成熟した二人の演技対決、なんと言ってもこれが映画のみどころ。長まわしのシーンでの静かな演技の中に“心に深い傷を負った人生を器用に生きられない”様子を感じることができる。行天の「誰かに必要とされるってことは、誰かの希望になるってことでしょ」との囁きは心に染み、塾通いの小学生へのセリフは子供には残酷かもしれないが、大きな説得力がある。この映画にはそんな素敵な囁きが数多く出て来ます。
二人に関わることで、どこか心に傷を負った人たちが、ほんのちょっとだけ幸せになっていく、この微妙さが逆に胸を熱くさせられることになる。現実とは映画のように(これも映画ですけど)正義のヒーローが現れてすべてを解決してくれるわけではなく、この微妙なリアル感のある小さな出来事こそが、本当の心の再生につながるんじゃないかと思わせる。
エンドロールで流れる、二人に関わった人たちのその後は、なんだか気持ちがほんわかとさせられます。 さえない、ダメなバツイチ二人ですが、そこはイケ面も合わせてダメ人間でも格好イイ!! そんな二人にちょっとだけ温かい気持ちにさせてもらうのも、この時期なんだかイイかもしれません。

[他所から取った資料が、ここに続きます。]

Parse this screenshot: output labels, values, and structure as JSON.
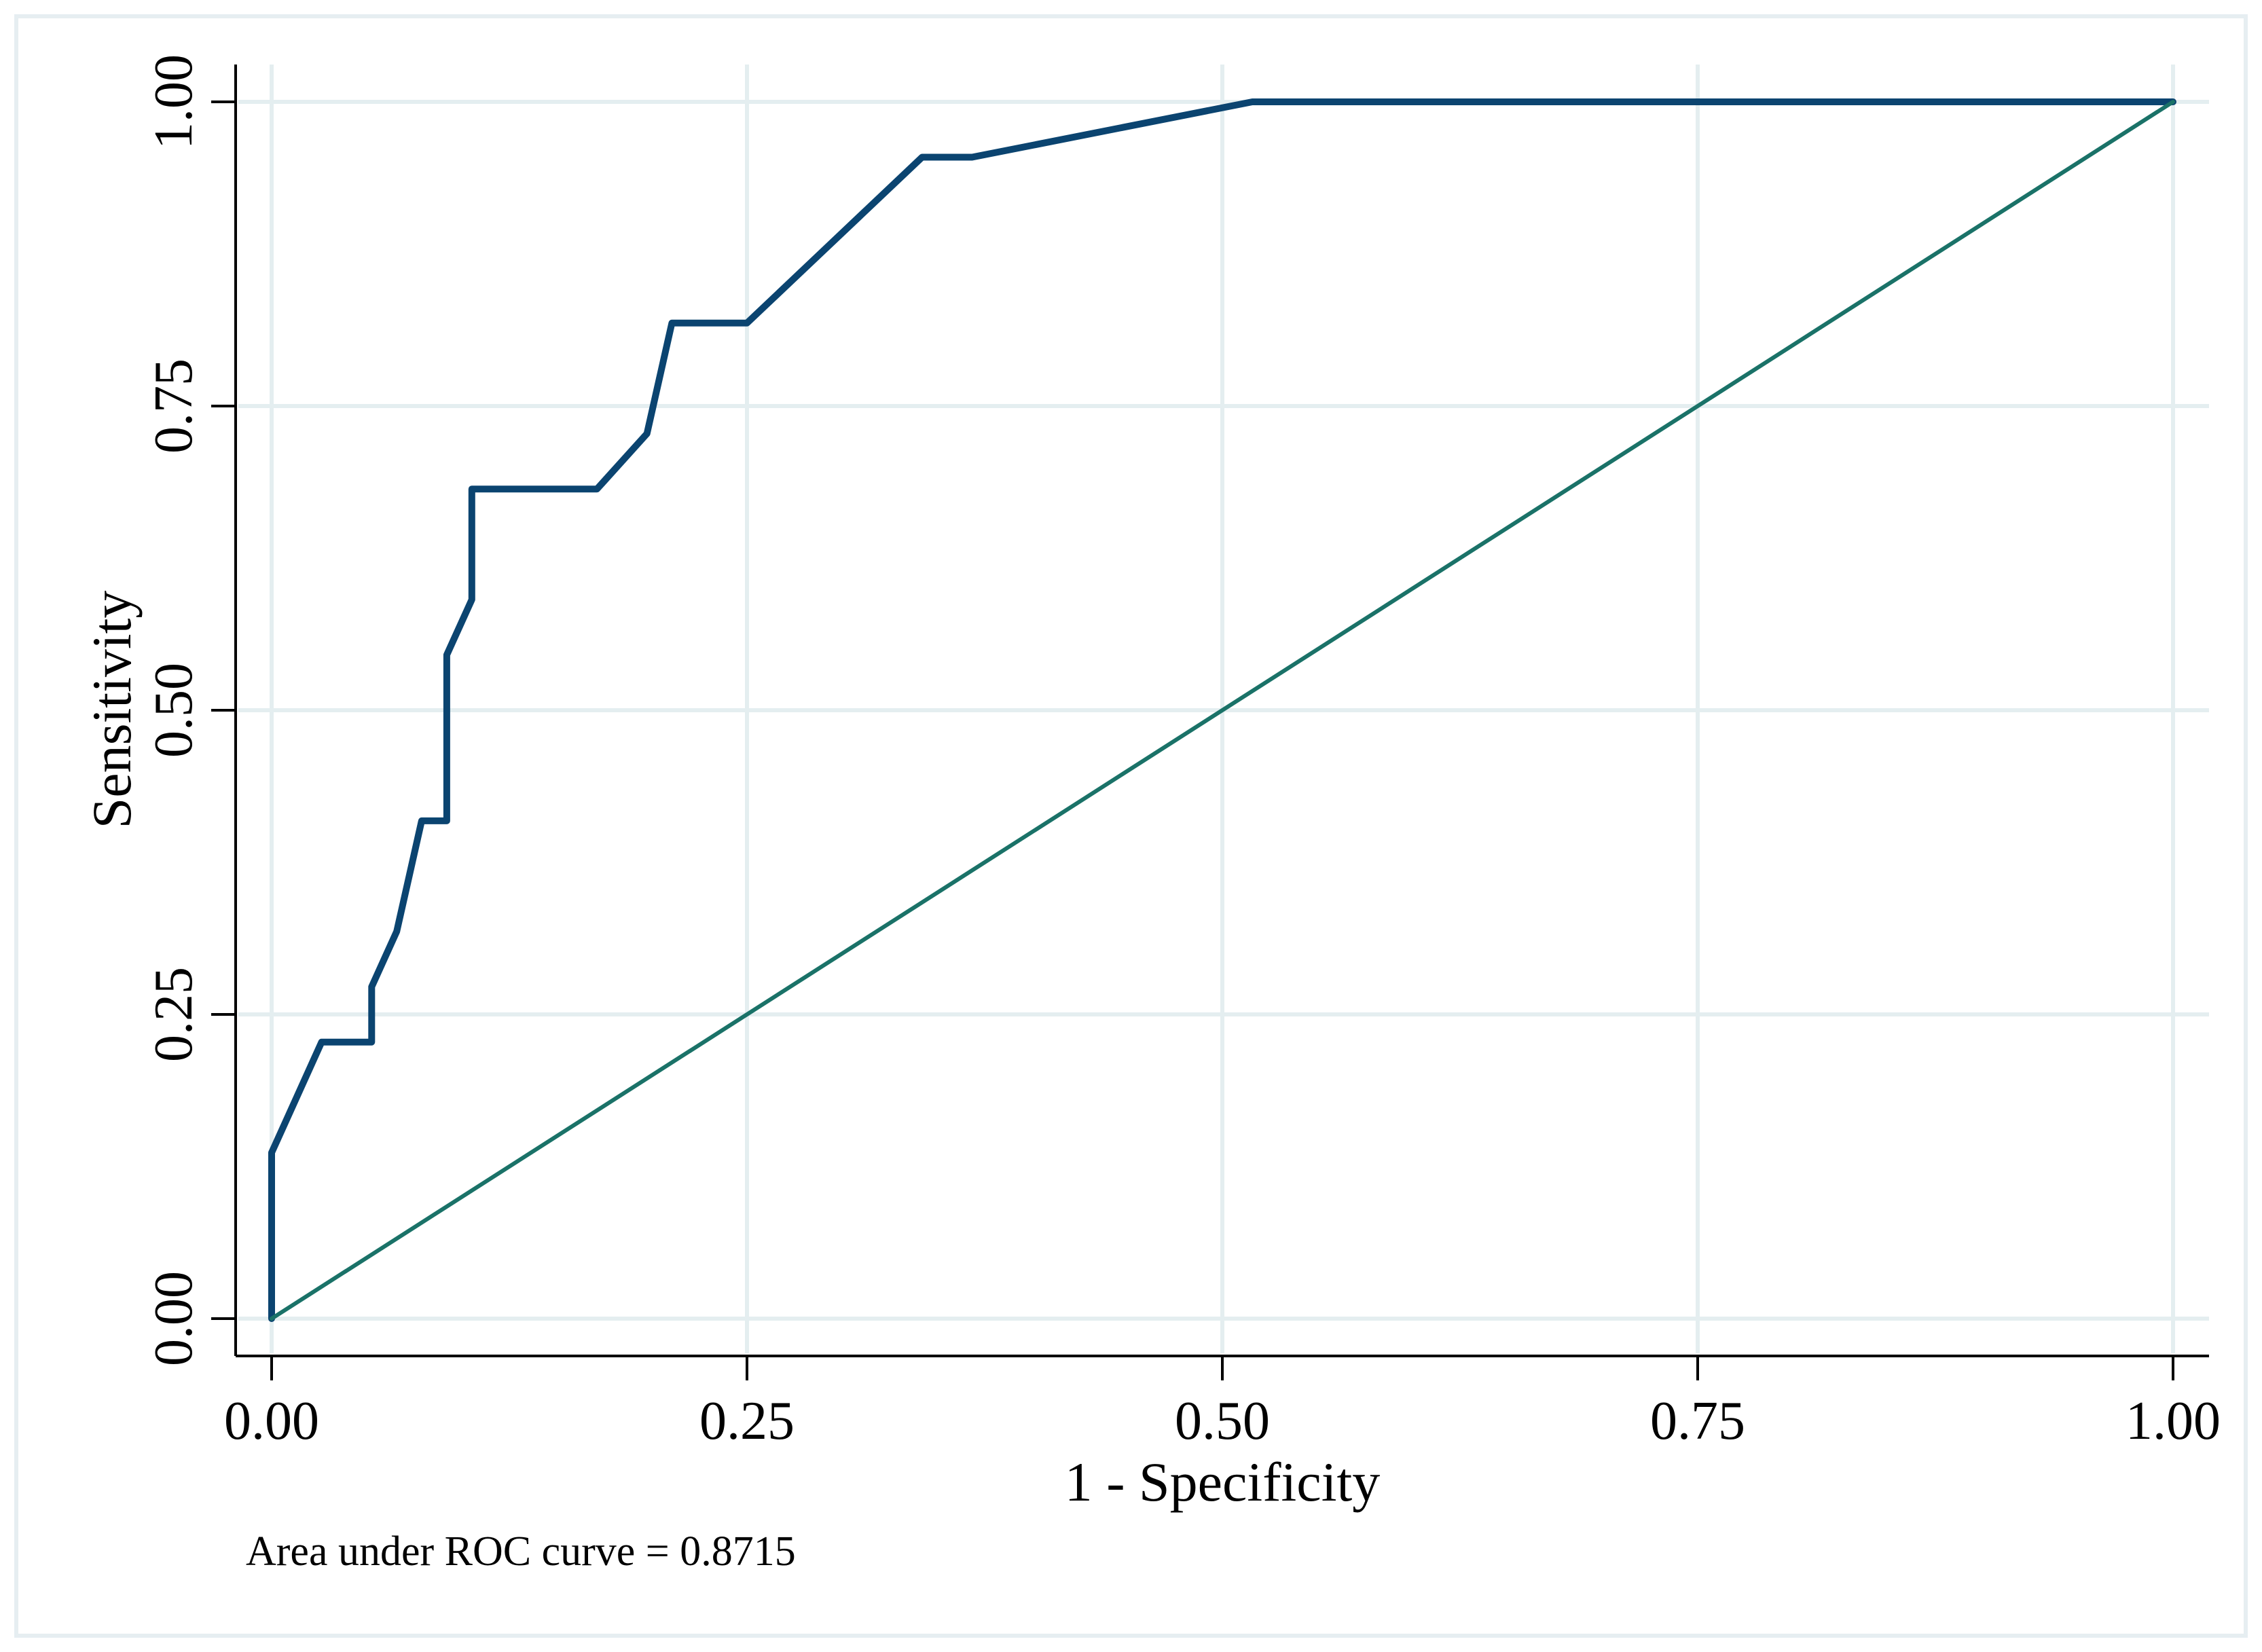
{
  "chart_data": {
    "type": "line",
    "title": "",
    "xlabel": "1 - Specificity",
    "ylabel": "Sensitivity",
    "xlim": [
      0,
      1
    ],
    "ylim": [
      0,
      1
    ],
    "x_ticks": [
      "0.00",
      "0.25",
      "0.50",
      "0.75",
      "1.00"
    ],
    "y_ticks": [
      "0.00",
      "0.25",
      "0.50",
      "0.75",
      "1.00"
    ],
    "grid": true,
    "legend": "none",
    "note": "Area under ROC curve = 0.8715",
    "series": [
      {
        "color": "#0b4470",
        "x": [
          0,
          0,
          0.0263,
          0.0526,
          0.0526,
          0.0658,
          0.0789,
          0.0921,
          0.0921,
          0.1053,
          0.1053,
          0.1711,
          0.1974,
          0.2105,
          0.25,
          0.3421,
          0.3684,
          0.5158,
          1.0
        ],
        "y": [
          0,
          0.1364,
          0.2273,
          0.2273,
          0.2727,
          0.3182,
          0.4091,
          0.4091,
          0.5455,
          0.5909,
          0.6818,
          0.6818,
          0.7273,
          0.8182,
          0.8182,
          0.9545,
          0.9545,
          1.0,
          1.0
        ]
      },
      {
        "color": "#1a7268",
        "x": [
          0,
          1
        ],
        "y": [
          0,
          1
        ]
      }
    ]
  }
}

バディ映画(主人公が二人一組で活躍する映画)の代表作になりそうなこの一本、自称コロンビア人の娼婦や臆病な麻薬の密売人など、どことなく世界感がドラマ『探偵物語』(松田龍平の父、松田優作主演)を連想させ、優作ファンにもおすすめですよ。
今回はおまけで完成披露試写会の模様もどうぞ!
★完成披露試写会に主演の瑛太、松田龍平、大森監督と子役の横山幸汰登場
Q:映画化のきっかけを教えてください。
監督:プロデューサーにやれって言われました(笑)。原作も読んで楽しかったし、二人のキャラクターも面白い。きっといい映画になると思いました。はじめは脚本だけだったんですが、監督もやることになりました。
Q:瑛太、松田龍平と映画を作ってみて、いかがでしたか
監督:二人の作る空気感がこの映画の見どころです。フレームの中でイキイキとしていました。二人をキャスティングして、細かいことはあえて言わずに自由に演技してもらった。場所だけ与えた感じかな。二人の演技を邪魔しないで見ていましたよ。
Q:四度目の共演になりますが……?
瑛太:今回、共演する前から楽しみにしてました。元からの知り合いですが、現場が始まって緊張感があり、作品を楽しめ、いい時間を過ごせました。
松田:瑛太と共演することで生まれた雰囲気、そんな空気感が映画になっています。
Q:由良を演じた横山幸汰くんは、二人と共演してみてどうでしたか?
横山:休憩中にサッカーをしたり、ゲームをしたりしてくれて楽しかったです。
Q:逆にお二人は?
瑛太:正直で、本当に素敵な俳優です。幸汰くんも緊張感を持って現場にいました。由良公が生きてるなと感じました。
Q:最後にみなさんにメッセージをお願いいたします。
横山:頑張ったのでみてください。
松田:楽しんでくれればうれしいです。
瑛太:今、大変な状況ではありますが、東京にいる人たちに見ていただき、この映画を盛りあげてほしい。エンターテインメントを盛り上げて、落ち込まないようにしていきたいです。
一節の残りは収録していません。